Markets, Productivity, and Happiness in a Historical Perspective

On measurable uncertainty and the fight for taking uncertainty seriously in economics

Zappia Carlo, University of Siena

This paper discusses the engagement of decision theorists with the issue of the measurability of uncertainty. Since Knight’s seminal distinction between risk, intended as measurable uncertainty, and unmeasurable uncertainty, the question has been to what extent the extension of the theory of choice from certainty to risk through von Neumann and Morgenstern’s Expected Utility hypothesis would allow the dealing with uncertain events. The paper investigates the significance and rationale of those authors who objected to the mainstream view that the axiomatic approach developed in the late 1940s and early 1950s, mainly in the works of Leonard Savage, makes it indeed possible to reduce uncertainty to risk.
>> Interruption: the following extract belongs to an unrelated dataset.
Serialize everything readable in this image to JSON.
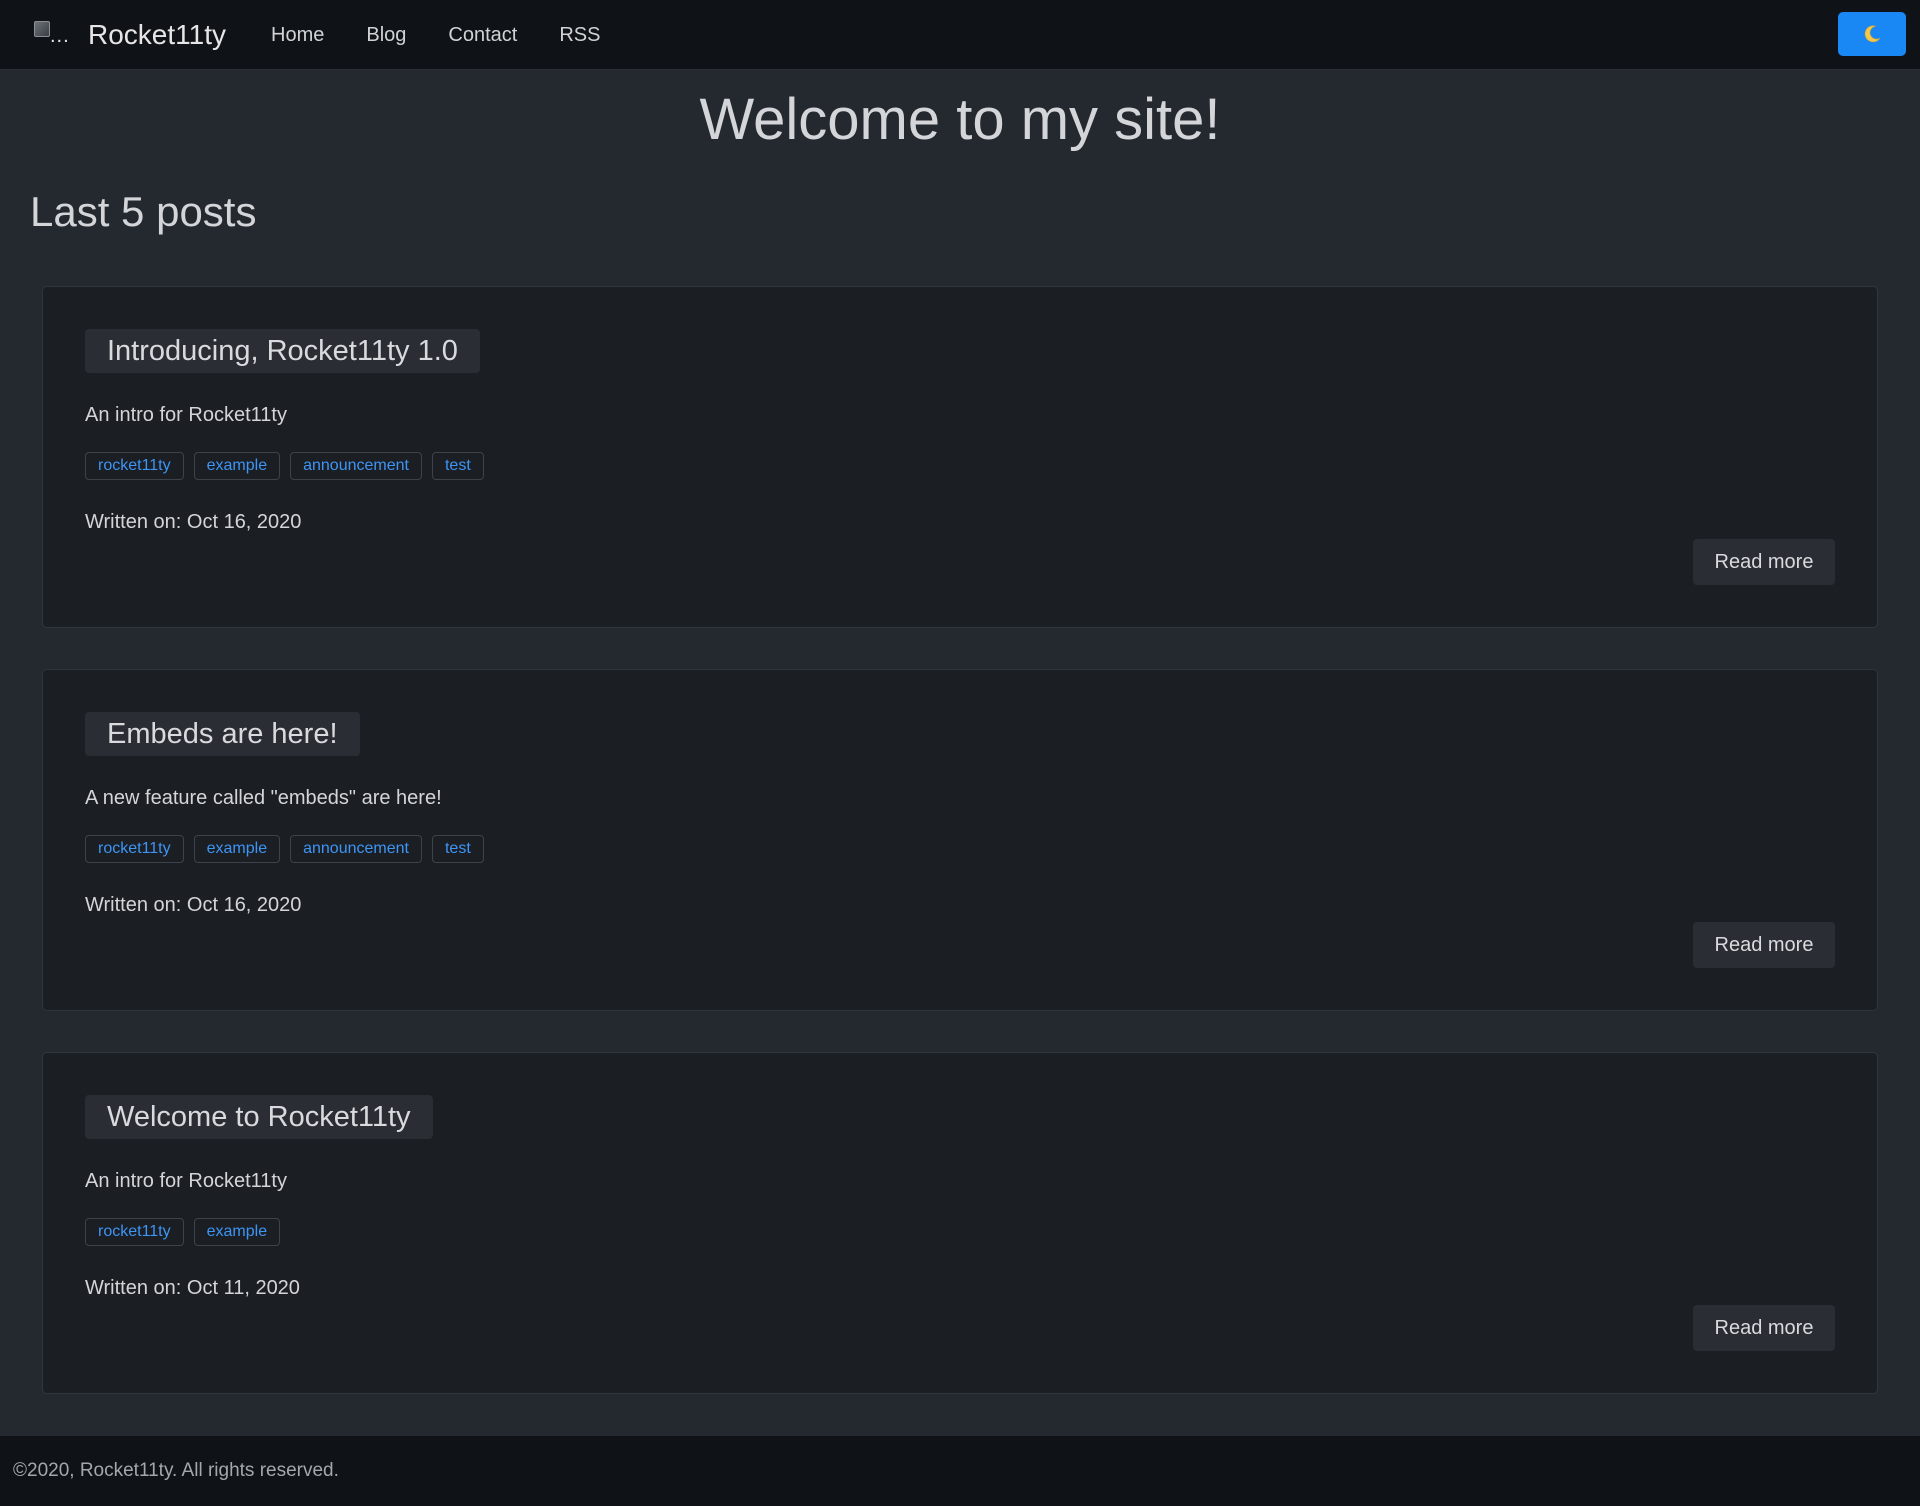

Through an analysis of the meaning attributed by authors such as Keynes, Shackle and Ellsberg to the contention that uncertainty is unmeasurable, the paper aims to investigate why this view did not emerge as a significant alternative to the mainstream up until recently. A main reason, at times alluded to but never openly discussed in the literature, is shown to be the close link between Savage and the group of decision theorists at the Cowles Commission for Research in Economics under the directorship of Marschak and Koopmans.